En décembre 1976 naît le RPR, qui dominera la droite française pendant les vingt-cinq prochaines années. Ce grand mouvement populaire entièrement dévoué à Jacques Chirac s’affirme d’abord comme un continuateur fidèle de la tradition gaulliste. Avant de la trahir par opportunisme électoral.
chirac

Le 5 décembre 1976 ont lieu à porte de Versailles les assises nationales de l’UDR, le parti gaulliste, en présence de 50 000 militants. L’événement est orchestré par Jacques Chirac, l’homme fort du mouvement. L’homme, Premier ministre de Valéry Giscard d’Estaing lorsque ce dernier est élu en 1974, vient de démissionner de son poste à l’été 76. Le chef du gouvernement ne supportait pas l’absence de liberté imposée par le chef de l’État.

Lire aussi : Charles Millon : « Jacques Chirac était un homme enraciné »

Le 5 décembre, il s’agit de transformer un parti de notables, l’UDR – et de notables parfois hostiles à Chirac depuis sa trahison du candidat gaulliste Chaban-Delmas en 1974, justement pour rejoindre la candidature de Giscard – en grand mouvement populaire totalement acquis à la cause de son chef. Le but est clair : créer une machine de guerre électorale qui amènera le Corrézien sur le perron de l’Élysée en 1981. Sur la forme, il s’agit d’une rupture avec l’esprit du gaullisme. En effet, depuis l’après-guerre, le général avait toujours pris ses distances avec le mouvement qui le soutenait, se voulant l’homme de la France et non d’un parti. Pompidou avait, avec des nuances, adopté la même attitude.

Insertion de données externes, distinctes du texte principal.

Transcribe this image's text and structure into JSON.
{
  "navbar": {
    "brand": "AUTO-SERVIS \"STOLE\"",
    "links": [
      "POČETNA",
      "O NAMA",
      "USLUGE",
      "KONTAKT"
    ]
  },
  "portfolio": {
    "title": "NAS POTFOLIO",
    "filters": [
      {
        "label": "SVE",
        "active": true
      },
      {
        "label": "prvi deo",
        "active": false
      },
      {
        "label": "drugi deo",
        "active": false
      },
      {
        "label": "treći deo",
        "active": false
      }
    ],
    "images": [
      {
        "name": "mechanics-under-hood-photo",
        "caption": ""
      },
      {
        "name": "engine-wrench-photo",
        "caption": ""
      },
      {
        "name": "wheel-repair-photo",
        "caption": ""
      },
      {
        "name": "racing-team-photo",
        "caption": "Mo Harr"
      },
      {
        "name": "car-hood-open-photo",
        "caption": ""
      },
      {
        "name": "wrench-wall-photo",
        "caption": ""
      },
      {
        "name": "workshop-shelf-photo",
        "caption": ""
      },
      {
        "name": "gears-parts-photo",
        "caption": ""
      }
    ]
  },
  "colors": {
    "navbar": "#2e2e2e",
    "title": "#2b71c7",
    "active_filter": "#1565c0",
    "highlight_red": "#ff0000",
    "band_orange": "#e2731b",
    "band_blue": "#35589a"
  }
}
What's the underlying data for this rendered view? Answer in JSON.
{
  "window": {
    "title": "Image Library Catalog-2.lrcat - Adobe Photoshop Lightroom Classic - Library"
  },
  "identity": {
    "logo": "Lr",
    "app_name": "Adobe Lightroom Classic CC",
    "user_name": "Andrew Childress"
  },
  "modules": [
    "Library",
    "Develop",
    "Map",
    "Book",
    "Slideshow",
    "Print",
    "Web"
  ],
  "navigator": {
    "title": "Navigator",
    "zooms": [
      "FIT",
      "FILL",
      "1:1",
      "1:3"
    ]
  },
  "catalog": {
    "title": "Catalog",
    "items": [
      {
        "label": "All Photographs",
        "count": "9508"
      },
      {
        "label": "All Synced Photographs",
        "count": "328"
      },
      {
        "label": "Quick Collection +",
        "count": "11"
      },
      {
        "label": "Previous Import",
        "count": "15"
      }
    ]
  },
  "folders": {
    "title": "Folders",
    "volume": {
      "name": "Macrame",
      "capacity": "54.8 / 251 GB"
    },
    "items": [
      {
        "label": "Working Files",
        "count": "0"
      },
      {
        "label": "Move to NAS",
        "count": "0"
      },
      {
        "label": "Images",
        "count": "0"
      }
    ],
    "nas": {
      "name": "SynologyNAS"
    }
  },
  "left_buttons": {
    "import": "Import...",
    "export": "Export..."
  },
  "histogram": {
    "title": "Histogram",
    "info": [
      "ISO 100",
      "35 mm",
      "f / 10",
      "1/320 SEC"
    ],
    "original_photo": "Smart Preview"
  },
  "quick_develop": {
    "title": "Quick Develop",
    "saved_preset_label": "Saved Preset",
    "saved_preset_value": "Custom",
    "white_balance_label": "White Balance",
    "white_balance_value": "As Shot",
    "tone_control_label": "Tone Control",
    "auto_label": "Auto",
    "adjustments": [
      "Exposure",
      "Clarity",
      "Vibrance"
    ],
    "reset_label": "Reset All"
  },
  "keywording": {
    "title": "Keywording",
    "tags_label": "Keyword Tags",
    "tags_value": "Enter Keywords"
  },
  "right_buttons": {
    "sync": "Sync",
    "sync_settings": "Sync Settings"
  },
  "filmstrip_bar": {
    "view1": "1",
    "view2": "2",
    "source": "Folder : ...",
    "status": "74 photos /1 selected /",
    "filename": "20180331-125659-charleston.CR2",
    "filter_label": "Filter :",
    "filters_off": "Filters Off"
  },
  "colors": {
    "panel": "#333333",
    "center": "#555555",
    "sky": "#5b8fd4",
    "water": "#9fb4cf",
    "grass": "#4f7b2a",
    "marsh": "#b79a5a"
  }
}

Chirac, rattrapé par les réalités de la vie politique moderne, s’assume comme l’homme du RPR, un mouvement totalement dévoué.

Sur le fond par contre, les instincts profonds du gaullisme sont réaffirmés. Après un certain tournant européiste et libéral de Pompidou, d’ailleurs mentor politique de Chirac, le RPR affiche sans pudeur un discours à la fois national et sceptique face au capitalisme. Sur le plan économique, à la fois par fidélité aux idéaux gaullistes originels que pour se démarquer du président, Jacques Chirac en appelle inlassablement à une troisième voie entre économie de marché et socialisme, professant un « travaillisme à la française ». Sur la CEE, la perspective d’une Europe des nations est affirmée comme la seule souhaitable, face aux tenants élyséens du fédéralisme. L’appel de Cochin, prononcé deux ans plus tard, en décembre 1978, dénonçant « le parti de l’étranger » qui choisit l’Europe contre la France et « consent à l’idée de l’abaissement » de cette dernière, laissera le souvenir le plus vif de ce patriotisme exigeant du premier RPR.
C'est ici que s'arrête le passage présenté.